Laptop: Sony Vaio VPCEB14EN
Purchase Month: August 2010
Use: Internet + Music + Movies....*NO GAMING*
Warranty: Expired


Idle temperature :  55-60 degree (using CoreTemp 64)




*Query*: Why may be the reason of high temperature ?


----------



## thetechfreak (Sep 8, 2011)

Well, this seems not very high.Quite Normal. Laptop components are meant to handle even 80c or above.

After how much time of use is this Temp?


----------



## asingh (Sep 8, 2011)

Those are fine.


----------



## bajaj151 (Sep 8, 2011)

thetechfreak said:


> Well, this seems not very high.Quite Normal. Laptop components are meant to handle even 80c or above.
> 
> After how much time of use is this Temp?



30-40min...


----------



## d6bmg (Sep 9, 2011)

May be its due to accumulation of dust in cooling fan of laptop or problem with cooling compound.


----------



## prudhivisekhar (Sep 12, 2011)

go to service centre and get the heat-sink and the cooling fan of your laptop cleaned.


----------



## thetechfreak (Sep 13, 2011)

prudhivisekhar said:


> go to service centre and get the heat-sink and the cooling fan of your laptop cleaned.





d6bmg said:


> May be its due to accumulation of dust in cooling fan of laptop or problem with cooling compound.

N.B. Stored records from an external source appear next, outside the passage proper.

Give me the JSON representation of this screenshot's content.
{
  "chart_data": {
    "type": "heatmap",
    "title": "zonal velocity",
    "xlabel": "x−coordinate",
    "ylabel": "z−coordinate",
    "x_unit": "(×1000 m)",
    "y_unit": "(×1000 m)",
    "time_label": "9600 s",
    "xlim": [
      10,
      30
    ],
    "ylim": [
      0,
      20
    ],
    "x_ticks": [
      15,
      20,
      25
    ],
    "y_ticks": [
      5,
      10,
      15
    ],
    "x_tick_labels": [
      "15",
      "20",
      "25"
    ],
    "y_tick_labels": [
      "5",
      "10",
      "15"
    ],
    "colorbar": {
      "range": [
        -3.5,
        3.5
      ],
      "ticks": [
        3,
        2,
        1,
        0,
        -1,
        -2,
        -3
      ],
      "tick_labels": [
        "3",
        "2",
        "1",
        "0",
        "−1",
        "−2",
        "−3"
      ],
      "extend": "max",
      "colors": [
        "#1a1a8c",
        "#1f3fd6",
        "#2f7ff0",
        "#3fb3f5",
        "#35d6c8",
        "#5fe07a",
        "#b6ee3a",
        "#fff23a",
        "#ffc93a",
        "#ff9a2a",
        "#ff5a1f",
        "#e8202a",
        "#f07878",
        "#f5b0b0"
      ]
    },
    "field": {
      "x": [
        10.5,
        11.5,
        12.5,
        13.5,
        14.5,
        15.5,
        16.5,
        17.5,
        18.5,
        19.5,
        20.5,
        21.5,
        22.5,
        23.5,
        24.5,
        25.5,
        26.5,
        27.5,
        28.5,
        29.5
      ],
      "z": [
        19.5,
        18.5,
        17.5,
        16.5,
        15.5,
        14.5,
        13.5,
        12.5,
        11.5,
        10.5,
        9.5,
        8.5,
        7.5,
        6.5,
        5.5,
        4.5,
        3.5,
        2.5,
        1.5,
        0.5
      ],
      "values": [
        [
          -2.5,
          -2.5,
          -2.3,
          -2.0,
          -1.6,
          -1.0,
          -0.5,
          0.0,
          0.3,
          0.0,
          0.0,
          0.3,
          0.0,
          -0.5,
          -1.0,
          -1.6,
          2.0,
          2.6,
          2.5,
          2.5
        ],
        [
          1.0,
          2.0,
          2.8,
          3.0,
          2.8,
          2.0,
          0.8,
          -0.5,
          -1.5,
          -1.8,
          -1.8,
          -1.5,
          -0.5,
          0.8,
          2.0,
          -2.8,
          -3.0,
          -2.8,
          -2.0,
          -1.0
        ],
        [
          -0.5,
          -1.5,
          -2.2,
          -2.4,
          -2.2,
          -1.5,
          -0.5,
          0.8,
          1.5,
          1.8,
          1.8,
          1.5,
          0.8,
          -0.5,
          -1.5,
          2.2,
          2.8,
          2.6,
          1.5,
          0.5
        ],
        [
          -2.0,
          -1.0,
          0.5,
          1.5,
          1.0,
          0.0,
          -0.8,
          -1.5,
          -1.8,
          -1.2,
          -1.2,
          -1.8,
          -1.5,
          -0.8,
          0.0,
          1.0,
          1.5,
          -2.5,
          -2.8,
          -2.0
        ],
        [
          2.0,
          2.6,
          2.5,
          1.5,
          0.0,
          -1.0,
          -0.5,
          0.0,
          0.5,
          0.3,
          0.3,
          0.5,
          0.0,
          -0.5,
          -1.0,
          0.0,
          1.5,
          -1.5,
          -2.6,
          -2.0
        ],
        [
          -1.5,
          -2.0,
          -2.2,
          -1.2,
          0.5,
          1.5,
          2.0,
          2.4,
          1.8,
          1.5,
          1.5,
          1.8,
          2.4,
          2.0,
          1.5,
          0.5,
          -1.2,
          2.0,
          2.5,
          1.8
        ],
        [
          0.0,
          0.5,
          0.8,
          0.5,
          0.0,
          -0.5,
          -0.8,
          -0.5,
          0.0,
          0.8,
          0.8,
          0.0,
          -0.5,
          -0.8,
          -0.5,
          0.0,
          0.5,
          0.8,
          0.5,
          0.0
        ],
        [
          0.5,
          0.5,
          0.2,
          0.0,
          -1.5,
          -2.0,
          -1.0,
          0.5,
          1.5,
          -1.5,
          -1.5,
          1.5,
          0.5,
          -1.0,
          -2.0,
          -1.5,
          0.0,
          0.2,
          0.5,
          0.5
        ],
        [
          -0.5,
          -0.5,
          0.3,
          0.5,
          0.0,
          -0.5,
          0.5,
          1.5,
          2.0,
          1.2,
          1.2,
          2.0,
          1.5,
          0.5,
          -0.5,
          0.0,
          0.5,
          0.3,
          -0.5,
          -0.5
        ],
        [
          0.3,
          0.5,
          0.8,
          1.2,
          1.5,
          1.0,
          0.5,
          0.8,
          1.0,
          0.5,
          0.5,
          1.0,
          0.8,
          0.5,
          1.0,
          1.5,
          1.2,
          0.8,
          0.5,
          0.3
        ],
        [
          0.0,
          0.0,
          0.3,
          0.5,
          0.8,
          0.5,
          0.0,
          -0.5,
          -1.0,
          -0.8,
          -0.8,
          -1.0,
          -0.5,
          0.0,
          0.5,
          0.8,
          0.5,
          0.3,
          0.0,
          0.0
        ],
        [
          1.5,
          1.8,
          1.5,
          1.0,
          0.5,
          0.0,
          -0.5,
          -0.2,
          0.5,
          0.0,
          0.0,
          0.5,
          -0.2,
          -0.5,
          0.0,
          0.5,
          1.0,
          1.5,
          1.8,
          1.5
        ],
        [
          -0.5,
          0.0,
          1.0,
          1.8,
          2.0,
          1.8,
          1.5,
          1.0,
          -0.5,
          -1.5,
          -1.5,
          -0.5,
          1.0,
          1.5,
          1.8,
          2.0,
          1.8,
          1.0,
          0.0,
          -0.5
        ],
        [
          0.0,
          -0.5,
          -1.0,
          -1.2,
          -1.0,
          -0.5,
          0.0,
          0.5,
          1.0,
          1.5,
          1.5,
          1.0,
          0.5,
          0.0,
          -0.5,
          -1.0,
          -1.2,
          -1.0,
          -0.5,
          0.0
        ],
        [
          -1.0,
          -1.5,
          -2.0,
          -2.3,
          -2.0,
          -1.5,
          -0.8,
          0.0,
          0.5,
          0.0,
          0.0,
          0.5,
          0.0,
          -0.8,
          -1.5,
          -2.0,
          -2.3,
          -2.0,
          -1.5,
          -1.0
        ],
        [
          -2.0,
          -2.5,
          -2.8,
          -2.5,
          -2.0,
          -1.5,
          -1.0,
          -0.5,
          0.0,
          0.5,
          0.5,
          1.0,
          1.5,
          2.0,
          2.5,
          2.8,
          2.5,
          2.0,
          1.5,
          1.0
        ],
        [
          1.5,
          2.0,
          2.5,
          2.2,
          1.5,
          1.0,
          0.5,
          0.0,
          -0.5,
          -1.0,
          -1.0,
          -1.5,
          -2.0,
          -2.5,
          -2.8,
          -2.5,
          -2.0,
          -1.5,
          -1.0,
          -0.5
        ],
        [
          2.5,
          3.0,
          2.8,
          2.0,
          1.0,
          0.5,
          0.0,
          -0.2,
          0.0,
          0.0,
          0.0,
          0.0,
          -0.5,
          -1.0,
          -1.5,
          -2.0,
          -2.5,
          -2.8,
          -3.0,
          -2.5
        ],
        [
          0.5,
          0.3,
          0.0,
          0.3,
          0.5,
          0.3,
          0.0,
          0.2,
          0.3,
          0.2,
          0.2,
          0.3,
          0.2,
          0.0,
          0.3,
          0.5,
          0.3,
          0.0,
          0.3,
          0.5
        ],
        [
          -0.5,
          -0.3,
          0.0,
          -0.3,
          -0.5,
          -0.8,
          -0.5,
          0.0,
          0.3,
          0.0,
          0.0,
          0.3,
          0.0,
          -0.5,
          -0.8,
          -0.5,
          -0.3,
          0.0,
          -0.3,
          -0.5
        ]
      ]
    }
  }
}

No. 55-60 ARE *PERFECTLY SAFE AND NORMAL* in laptops.
Laptops dont have ample space. They have compact space and limited cooling options.

Laptop components are able to withstand 100c even. So if you cross 80c in 30-40 mins in normal usage, it would be matter of concern.

55-60 is normal even in desktops.


----------